Entretanto, o PLC reestabelece o padrão normativo do primeiro MCMV, também presente no PCVA, e detalha desde mecanismos operacionais, passando por linhas de atendimento, até a definição de prioridades entre beneficiários. Analisando as 298 emendas e o texto final, esse detalhamento impresso pelo parlamento se revelou mais progressista que a proposta do Executivo. 

Além de garantir atendimento prioritário a grupos vulneráveis, reforçando lutas sociais e por direitos após um período em que essas pautas haviam sido combatidas pelo Estado, o novo MCMV tem o potencial de ser a plataforma programática do desenvolvimento urbano brasileiro. Sua efetivação será garantida caso regulados e executados elementos que podem ser organizados em três conjuntos, apresentados a seguir. 
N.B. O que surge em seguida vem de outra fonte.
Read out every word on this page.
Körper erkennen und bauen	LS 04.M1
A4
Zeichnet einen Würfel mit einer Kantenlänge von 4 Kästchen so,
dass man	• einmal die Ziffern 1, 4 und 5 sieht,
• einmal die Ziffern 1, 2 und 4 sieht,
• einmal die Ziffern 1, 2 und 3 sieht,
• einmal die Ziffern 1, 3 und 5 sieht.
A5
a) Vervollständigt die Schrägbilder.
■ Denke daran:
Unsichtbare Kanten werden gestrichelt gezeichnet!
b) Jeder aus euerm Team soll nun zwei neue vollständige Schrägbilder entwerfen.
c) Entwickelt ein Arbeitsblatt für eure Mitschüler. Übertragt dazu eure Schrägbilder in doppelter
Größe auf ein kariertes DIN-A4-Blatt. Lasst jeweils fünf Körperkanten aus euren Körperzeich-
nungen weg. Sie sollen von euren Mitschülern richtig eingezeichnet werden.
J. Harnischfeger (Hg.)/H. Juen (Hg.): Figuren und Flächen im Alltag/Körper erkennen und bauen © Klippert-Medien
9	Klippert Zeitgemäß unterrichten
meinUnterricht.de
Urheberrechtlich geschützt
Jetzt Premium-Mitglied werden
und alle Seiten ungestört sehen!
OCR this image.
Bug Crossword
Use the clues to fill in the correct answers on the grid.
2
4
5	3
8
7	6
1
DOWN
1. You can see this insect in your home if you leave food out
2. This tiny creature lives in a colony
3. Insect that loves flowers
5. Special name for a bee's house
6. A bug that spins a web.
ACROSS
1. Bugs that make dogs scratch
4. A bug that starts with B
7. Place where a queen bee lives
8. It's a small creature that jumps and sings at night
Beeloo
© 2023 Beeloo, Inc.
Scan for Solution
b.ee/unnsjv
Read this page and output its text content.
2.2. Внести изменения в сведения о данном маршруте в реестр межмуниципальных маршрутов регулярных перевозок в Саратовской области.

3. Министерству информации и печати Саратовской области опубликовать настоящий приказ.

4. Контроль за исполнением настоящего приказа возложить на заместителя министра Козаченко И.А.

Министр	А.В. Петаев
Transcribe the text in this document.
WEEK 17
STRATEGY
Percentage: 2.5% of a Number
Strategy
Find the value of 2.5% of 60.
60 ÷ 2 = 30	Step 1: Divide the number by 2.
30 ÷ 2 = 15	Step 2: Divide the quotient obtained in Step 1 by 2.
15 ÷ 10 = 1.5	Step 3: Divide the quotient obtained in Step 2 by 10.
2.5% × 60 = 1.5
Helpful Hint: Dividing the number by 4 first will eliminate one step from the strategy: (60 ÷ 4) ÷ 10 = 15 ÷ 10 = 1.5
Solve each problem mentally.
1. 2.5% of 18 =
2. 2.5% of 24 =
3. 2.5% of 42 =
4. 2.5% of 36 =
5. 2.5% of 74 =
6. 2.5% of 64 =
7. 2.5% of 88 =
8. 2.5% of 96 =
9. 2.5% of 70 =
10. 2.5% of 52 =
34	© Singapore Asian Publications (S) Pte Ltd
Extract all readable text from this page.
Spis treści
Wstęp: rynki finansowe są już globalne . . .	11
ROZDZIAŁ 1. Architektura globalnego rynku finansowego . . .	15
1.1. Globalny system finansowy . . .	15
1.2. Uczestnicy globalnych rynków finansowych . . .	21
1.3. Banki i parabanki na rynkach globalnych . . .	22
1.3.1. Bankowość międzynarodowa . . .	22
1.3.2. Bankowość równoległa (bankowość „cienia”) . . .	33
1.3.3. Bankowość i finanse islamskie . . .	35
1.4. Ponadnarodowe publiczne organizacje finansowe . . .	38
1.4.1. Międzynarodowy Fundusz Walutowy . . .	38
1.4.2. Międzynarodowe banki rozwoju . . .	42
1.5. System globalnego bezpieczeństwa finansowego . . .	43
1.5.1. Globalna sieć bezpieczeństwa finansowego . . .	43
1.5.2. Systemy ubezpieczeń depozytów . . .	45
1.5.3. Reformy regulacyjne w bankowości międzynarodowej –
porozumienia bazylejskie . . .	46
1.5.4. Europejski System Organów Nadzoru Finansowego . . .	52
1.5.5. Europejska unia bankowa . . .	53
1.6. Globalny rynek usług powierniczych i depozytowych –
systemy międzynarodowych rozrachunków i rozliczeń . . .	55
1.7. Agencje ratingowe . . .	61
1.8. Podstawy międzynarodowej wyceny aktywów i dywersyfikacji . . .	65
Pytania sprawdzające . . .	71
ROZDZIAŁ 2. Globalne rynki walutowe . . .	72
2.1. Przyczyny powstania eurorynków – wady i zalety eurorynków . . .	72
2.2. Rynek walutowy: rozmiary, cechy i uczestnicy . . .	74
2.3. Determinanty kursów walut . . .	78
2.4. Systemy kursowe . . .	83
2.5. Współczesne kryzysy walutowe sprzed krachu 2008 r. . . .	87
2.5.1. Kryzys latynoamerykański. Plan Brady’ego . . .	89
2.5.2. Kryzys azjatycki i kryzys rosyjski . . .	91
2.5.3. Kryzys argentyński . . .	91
 Diversidade de modalidades 

Dentre as novas modalidades destaca-se a requalificação de imóveis, retrofit, uma referência clara a pautas que vinham sendo discutidas por governos tucanos em São Paulo. O relator elabora essa linha e a detalha como nenhuma outra. De forma similar, é detalhada a modalidade lotes urbanizados, apenas prevista na MP. 

Fazendo eco a contribuições recebidas nos debates, o PLC valoriza e indica meios e prioridades para a execução de melhorias habitacionais, notadamente por meio de entidades sem fins lucrativos, setor que já aparecia na MP e no PLC ganha maior relevância. 

Destacam-se mudanças legais no processo de regularização fundiária, prevendo fontes de recursos e obrigações de custeio para a execução de obras de urbanização. Um ponto delicado, pois a lei 13.465 de 2017, do governo Temer, desvinculou a regularização fundiária de interesse social da obrigação dos entes públicos em executar as necessárias urbanizações. O PLC não muda o sentido cartorial da lei de regularização, mas viabiliza financiamentos para que compromissos dos entes locais possam se efetivar.  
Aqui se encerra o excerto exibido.